My favorite episode of The Office? It’s definitely the one where Michael accidentally wears a women’s suit, and then goes to New York to ask for a raise. Wait, wait, no. It’s the episode where Michael threatens to jump off the roof after he’s embarrassed by the warehouse’s safety training. Oh! How could I forget? It’s when Jan and Michael have an incredibly awkward dinner party and break up. No! It’s the one where Jan holds a women in the workplace seminar. But who could forget when Michael dresses up as Willy Wonka?
“The Office isn’t as good as it used to be,” everyone who’s watched the show will tell you, and they’re right. But I grew attached to the characters over that time and I still enjoy its occasional moments of brilliance. I want to know what happens to Jim and Pam and Angela and Oscar and Toby and Daryl and Creed and Meredith and Todd Packer. It’s a sitcom with a great ensemble cast, up there with Seinfeld and Cheers in the great NBC comedy pantheon.
It’s also fun, of course, that The Office happens to be set in Pennsylvania and references Philadelphia occasionally. (Do you think it is lame to feel validated by a television show’s mention of your city? Welcome to Philadelphia! I hope you enjoy living here; you’ll understand this eventually.)What’s great about The Office‘s Philadelphia references is how they avoid making the easy joke. It’s not all Rocky and cheesesteak lines. Several office members are fans of Philly teams (the characters essentially split, like the Scranton area does, between Philly and Pittsburgh fans). Kelly mentions Franklin Mills in her rundown of Pennsylvania malls. A deleted scene shows Michael thinking Allen Iverson is a huge guy. There’s a conference at the Convention Center, an episode where Angela says in her family “looks like someone took the slow train from Philly” is code for “check out the slut.” And Philly’s own Kate Flannery plays office drunk Meredith.
Last Thursday’s premiere hinted at an even greater role for Philly in The Office. Jim, realizing that he’s been stuck on a plot treadmill for the last two seasons, decides to accept his college roommate’s offer of partnering to start a sports management firm in Philadelphia. Jim has always been attracted to the city; he’s a Philadelphia sports fan and his Second Life character was Philly Jim, a sportswriter from Philadelphia. Personally, having the dream job of a popular, attractive television character makes me feel pretty good. And considering Jim turned down a good job offer at corporate in New York City, a sitcom star spurning New York for Philly would be icing on the cake. (Hi again! New here? You’ll get why we’re this way eventually.)

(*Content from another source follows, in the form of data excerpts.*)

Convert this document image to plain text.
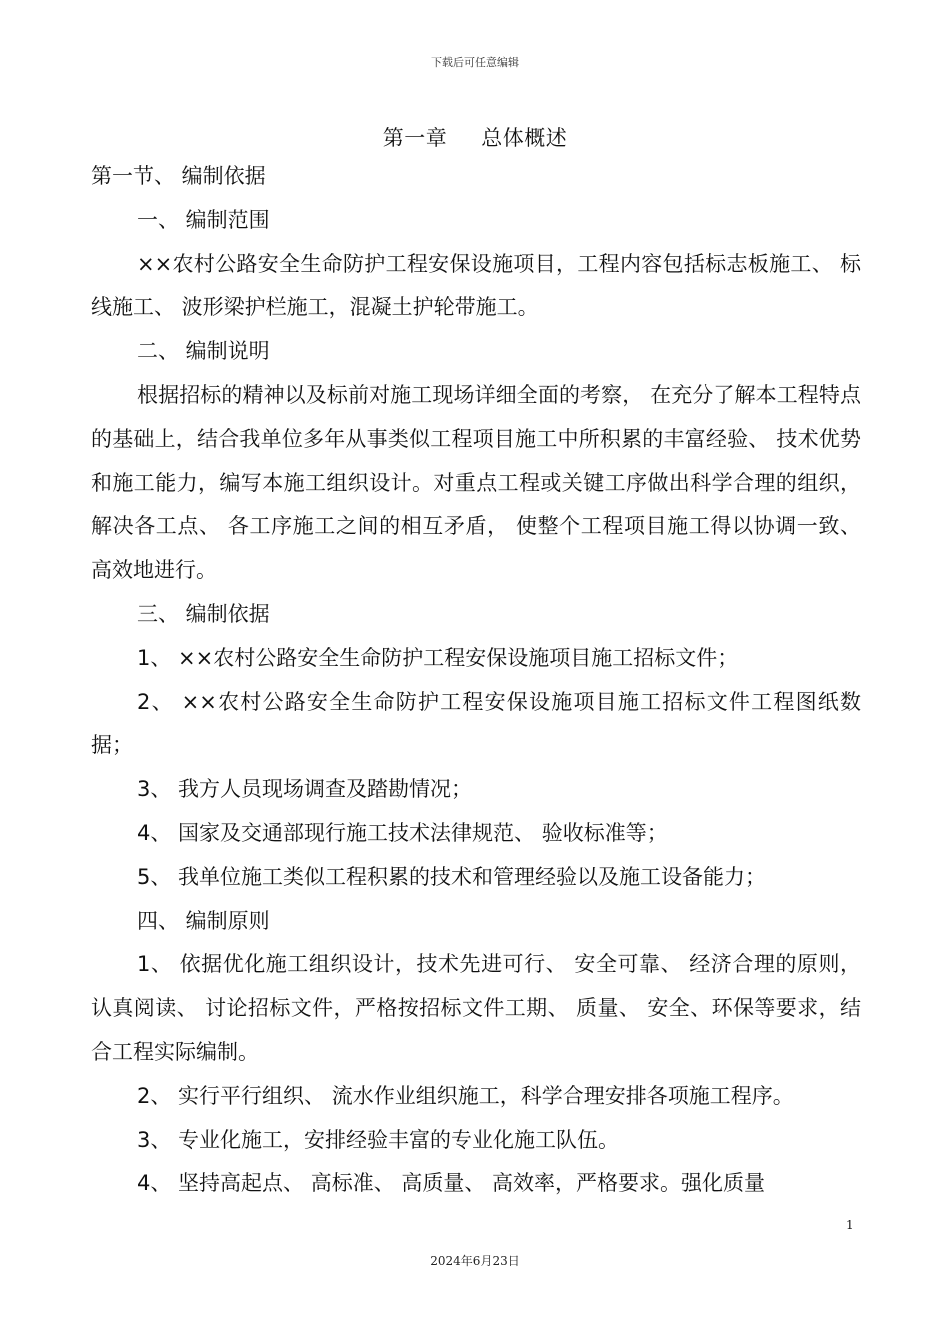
下载后可任意编辑
第一章 总体概述

第一节、 编制依据

一、 编制范围

××农村公路安全生命防护工程安保设施项目，工程内容包括标志板施工、 标线施工、 波形梁护栏施工，混凝土护轮带施工。

二、 编制说明

根据招标的精神以及标前对施工现场详细全面的考察， 在充分了解本工程特点的基础上，结合我单位多年从事类似工程项目施工中所积累的丰富经验、 技术优势和施工能力，编写本施工组织设计。对重点工程或关键工序做出科学合理的组织， 解决各工点、 各工序施工之间的相互矛盾， 使整个工程项目施工得以协调一致、 高效地进行。

三、 编制依据

1、 ××农村公路安全生命防护工程安保设施项目施工招标文件；

2、 ××农村公路安全生命防护工程安保设施项目施工招标文件工程图纸数据；

3、 我方人员现场调查及踏勘情况；

4、 国家及交通部现行施工技术法律规范、 验收标准等；

5、 我单位施工类似工程积累的技术和管理经验以及施工设备能力；

四、 编制原则

1、 依据优化施工组织设计，技术先进可行、 安全可靠、 经济合理的原则，认真阅读、 讨论招标文件，严格按招标文件工期、 质量、 安全、环保等要求，结合工程实际编制。

2、 实行平行组织、 流水作业组织施工，科学合理安排各项施工程序。

3、 专业化施工，安排经验丰富的专业化施工队伍。

4、 坚持高起点、 高标准、 高质量、 高效率，严格要求。强化质量

1
2024年6月23日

There aren’t too many sitcoms set in Philadelphia; the reigning champion is It’s Always Sunny in Philadelphia. Amen was a decent-if-schmaltzy post-Jeffersons vehicle for Philly native Sherman Helmsley, and there’s an episode in Philly-set Boy Meets World where Cory attends a Jake “The Snake” Roberts-Vader match at The Spectrum. The fourth season of little-watched ‘Til Death was the most surreal sitcom since Get a Life. And, of course, there’s the cartoon Fat Albert and the Cosby Kids. Unfortunately, Kevin Hart’s The Big House—a reverse Fresh Prince where a rich dude moves to Philly—lasted just six episodes.
So we Philadelphia sitcom fans will take the Philly references where we can get them. But Jim and Pam moving to Philly to create their new life in the end? That might be too much.

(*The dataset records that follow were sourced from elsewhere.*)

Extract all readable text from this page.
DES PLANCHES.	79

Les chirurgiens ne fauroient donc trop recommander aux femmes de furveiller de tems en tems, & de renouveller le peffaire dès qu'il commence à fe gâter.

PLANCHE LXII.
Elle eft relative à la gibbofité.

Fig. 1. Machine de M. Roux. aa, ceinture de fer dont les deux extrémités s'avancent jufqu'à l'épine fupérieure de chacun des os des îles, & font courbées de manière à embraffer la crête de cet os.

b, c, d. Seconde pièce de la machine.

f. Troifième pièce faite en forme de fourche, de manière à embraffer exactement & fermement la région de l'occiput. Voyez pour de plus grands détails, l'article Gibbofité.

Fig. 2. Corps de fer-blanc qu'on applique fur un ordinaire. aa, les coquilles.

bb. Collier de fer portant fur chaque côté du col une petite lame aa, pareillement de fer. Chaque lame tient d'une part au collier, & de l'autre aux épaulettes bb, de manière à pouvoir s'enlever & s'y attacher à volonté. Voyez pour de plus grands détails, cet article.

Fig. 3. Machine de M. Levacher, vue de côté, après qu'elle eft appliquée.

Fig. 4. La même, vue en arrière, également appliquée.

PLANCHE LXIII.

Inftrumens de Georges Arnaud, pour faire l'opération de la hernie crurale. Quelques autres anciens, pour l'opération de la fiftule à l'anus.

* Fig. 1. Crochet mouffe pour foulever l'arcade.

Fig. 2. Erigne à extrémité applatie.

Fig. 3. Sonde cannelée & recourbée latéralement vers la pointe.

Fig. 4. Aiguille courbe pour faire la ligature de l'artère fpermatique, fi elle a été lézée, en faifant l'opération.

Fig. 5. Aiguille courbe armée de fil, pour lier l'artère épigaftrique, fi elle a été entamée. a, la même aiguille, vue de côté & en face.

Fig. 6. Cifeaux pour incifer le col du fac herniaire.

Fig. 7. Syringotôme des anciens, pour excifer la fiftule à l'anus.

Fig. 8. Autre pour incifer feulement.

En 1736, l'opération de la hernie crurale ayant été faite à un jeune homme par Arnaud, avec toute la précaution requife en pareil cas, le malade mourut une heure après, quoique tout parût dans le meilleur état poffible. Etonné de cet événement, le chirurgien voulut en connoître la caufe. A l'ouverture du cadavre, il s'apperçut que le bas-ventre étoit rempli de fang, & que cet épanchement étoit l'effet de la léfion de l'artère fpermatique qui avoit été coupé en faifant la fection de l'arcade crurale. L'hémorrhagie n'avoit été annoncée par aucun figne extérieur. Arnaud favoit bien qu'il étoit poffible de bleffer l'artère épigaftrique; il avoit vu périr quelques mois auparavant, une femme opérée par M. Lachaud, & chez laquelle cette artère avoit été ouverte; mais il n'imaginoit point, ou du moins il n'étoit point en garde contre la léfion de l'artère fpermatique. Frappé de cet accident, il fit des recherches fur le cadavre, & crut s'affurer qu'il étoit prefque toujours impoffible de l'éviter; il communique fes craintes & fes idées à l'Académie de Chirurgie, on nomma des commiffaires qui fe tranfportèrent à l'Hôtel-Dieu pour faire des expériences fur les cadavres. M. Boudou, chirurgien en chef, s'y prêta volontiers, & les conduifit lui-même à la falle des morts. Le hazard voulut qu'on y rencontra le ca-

Where Will Jim and Pam Live in Philadelphia
I’ve been hashing it out over the past week: Where would two yokels from Scranton in their 30s live in Philadelphia? The obvious answer is the Far Northeast, but I could see Jim and Pam moving to Manayunk or even Lower Bucks County, too. Or maybe they’ll be among the gentrifiers in Point Breeze, hiring a babysitter so they could go drink at American Sardine Bar. They’ll move to the suburbs for the schools after five or six years in Philly.
What Will Happen to Jim and Pam in Philadelphia
Jim’s sports management firm idea fails, and after bouncing around for a bit he eventually gets a job as a salesman in South Jersey. He continues to spin his wheels until he starts a Philadelphia sports blog, which becomes a small success when he posts a reader tip about an opposing hockey team in town getting into a fight on the Continental Midtown roof deck. He eventually lands a weekly sports column for The Philly Post. Jim blows off steam by getting Union season tickets and tailgating at every home game in Lot A.
Pam continues her art career, showing off her terrible art at terrible First Friday show that goes unmentioned by the alt-weeklies. Undeterred, her Philly Fringe show about her time as a receptionist for a monster of a boss in Scranton, Pennsylvania, becomes the runaway hit of the 2014 festival.